LifestyleShe works as a nanny for billionaires. "The conditions are fantastic until they're not"

She works as a nanny for billionaires. "The conditions are fantastic until they're not"

The billionaire's nanny is surrounded by luxuries.
The billionaire's nanny is surrounded by luxuries.
Images source: © Getty Images

10:01 AM EST, December 4, 2023

Gloria Richards, a professional nanny employed by billionaires, lives luxuriously and earns several times the average wage. However, she doesn't always find satisfaction in her job. As she points out, "Working for the ultra-rich requires patience."

At the age of 34, Gloria Richards serves as a professional nanny for the wealthiest families. She spends half the year living with billionaires, traveling the globe alongside them. Her $167 hourly wage comes with the perks of free flights, accommodation, and meals.

A Look into the Luxurious Lifestyle of a Nanny

Richards earns 80 to 90 percent of her annual income through child care. She tells CNBC Make It that by working for a mere two months, she can earn enough money for the remaining 10 months of the year.

The 34-year-old can earn up to $2,000 a day. She flies in private jets and sails in yachts, drives high-end vehicles such as a Porsche or a Tesla for work, and attends rich kids' birthday parties where even the smallest gift has a high price tag.

Gloria Richards grew up in a big family. She began her childcare career as a babysitter at 14, quickly amassing relevant experience. After turning 24, she made a career-altering move to New York.

The New York nanny agency—Madison Agency—hired the 34-year-old. COO Jackie Mann spoke highly of Richards' exceptional skills and fitness for working with ultra-wealthy clients. Her first clients came in quickly.

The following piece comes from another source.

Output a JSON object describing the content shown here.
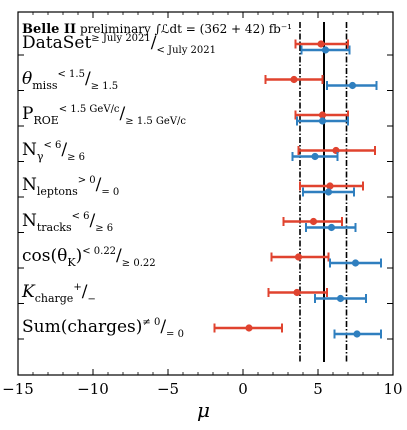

According to Gloria, life with billionaires is wonderful... but only up to a point. They often resist paying for nanny services, using this as a means of expressing dissatisfaction. This typically necessitates agency involvement.

"Caring for a child doesn't demand exceptional skills. However, working for the ultra-rich necessitates patience and an acute awareness of individual needs," Richards explains.

Richards admits that working for billionaires can be mentally exhausting. After more than a decade in their world, she feels a great deal of empathy for them, but also cautions herself.

"I've seen public figures grappling with immense grief: divorces, family deaths. Sometimes, I literally lend them a shoulder to cry on. Even though I work in such an intimate atmosphere, I always remind myself that I'm at work," Richards adds.